Zico, Platini, Gullit, van Basten
Matthäus hat es gleich zweimal geschafft: 1990 und 1991. 1991 machte sich die FIFA die Wahl ihres besten Kickers zu Eigen, zuvor hatte die IFFHS (»International Federation of Football History & Statistics«) gemeinsam mit Adidas den weltbesten Fußballer gekürt. Der Italiener Paolo Rossi machte 1982 den Anfang, es folgten Zico, Platini, Maradona, Gullit, van Basten und eben der frisch gebackene Weltmeister Matthäus. Weltmeister und Weltfußballer – mehr Welt geht nicht. Von wegen. Weil Matthäus scheinbar noch nicht genug geehrt wurde, ernannte man ihn im deutschen Wende-Jahr 1990 gleich noch zum »Weltsportler des Jahres«. Mit vor Welteroberer-Stolz geschwellter Brust nahm der Mittelfeldmann von Inter Mailand auch diese Auszeichnung entgegen. Andere Zeiten, andere Titten, äh, Titel.
Und dann? Die Post-Lothar-Zeit sieht für den deutschen Fußball, zumindest in der Welt der »Weltfußballer«-Gilde, ziemlich trübe aus. Seit 1991 finden sich auf der Siegerliste nur Balltreter aus solch merkwürdigen Ländern wie Italien, Frankreich oder Brasilien wieder. Selbst Liberia sahnte einmal ab. 1995 war das und der strahlende Sieger hieß George Weah und war der erste afrikanische »Weltfußballer« der (Welt-)Geschichte. Letzter Gewinner des Glanz&Gloria-Preises: Lionel Messi aus Argentinien. Ein würdiger Titelträger.
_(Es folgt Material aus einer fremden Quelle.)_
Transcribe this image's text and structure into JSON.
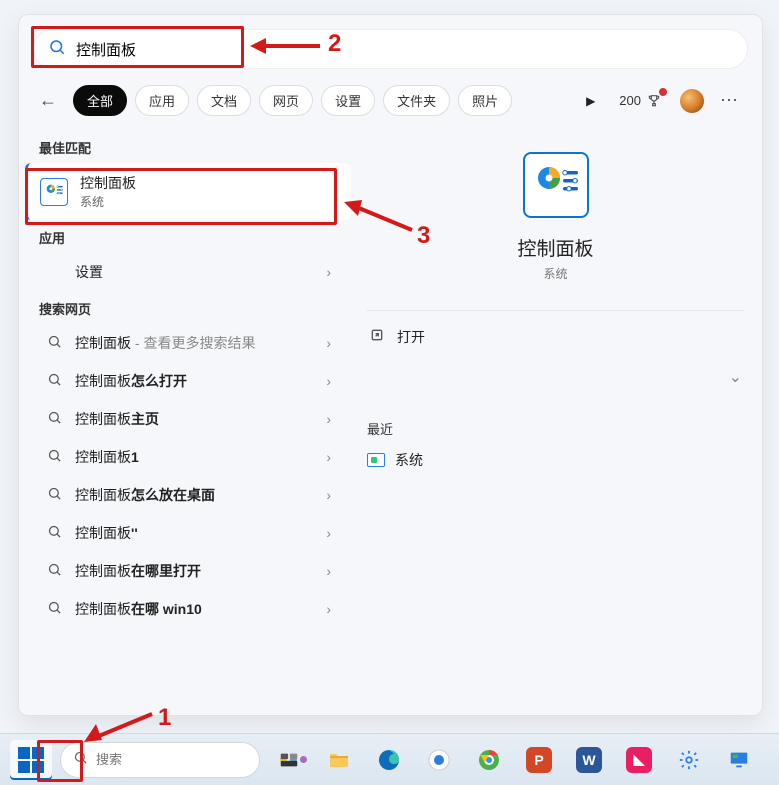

Für die kommende Ehrung am 10. Januar 2011 sind nun die Kandidaten bekannt gegeben worden. Und siehe da: Nach dem erfrischenden Auftritt der deutschen Nationalmannschaft bei der WM in Südafrika stehen gleich fünf DFB-Fußballer zur Wahl. Nur Spanien hat mehr Kandidaten zu bieten (nämlich sieben). Wie groß die Chancen von Miroslav Klose, Thomas Müller, Bastian Schweinsteiger, Philipp Lahm und Mesut Özil sind, kann man nur schwer einschätzen. Vermutlich werden sich standesgemäß Cristiano Ronaldo (Sieger 2008) und Vorjahressieger Lionel Messi um den blank gewienerten Pokal streiten. Die »Bild«-Zeitung hofft dennoch forsch und fragt: »Wird Özil auch Weltfußballer?«. Bescheidener ist da schon die »Süddeutsche Zeitung«: »Geheimtipp Schweinsteiger«. Vermutlich wird es bei dem Geheimtipp bleiben (und Schweinsteiger wäre dann so etwas wie die Elfenbeinküste). Vermutlich reicht es auch in diesem Jahr nicht zum ganz großen Durchbruch für den deutschen Fußball. Dabei würde sich das fußballverrückte Volk so gerne im Ruhmesglanz eines ausgezeichneten »Weltfußballers« sonnen und wärmen. Bei Matthäus war das damals etwas schwierig: Der spielte bei Inter Mailand und erwärmte die glücklichen Tifosi, der frisch wieder zusammen gebappte deutsche Staat musste frieren.
Verdammter Beckenbauer!
Dabei hatten wir doch alle damals auf die weisen Worte des klugen Teamchefs Franz Beckenbauer vertraut, der so überzeugend klang, als er sagte: »Deutschland wird auf Jahre hinaus unschlagbar sein!« Und was passierte? 1992 hatte Deutschland seinen Titel schon wieder verloren. »Weltfußballer des Jahres« wurde Marco van Basten. Ein Holländer. Verdammter Beckenbauer!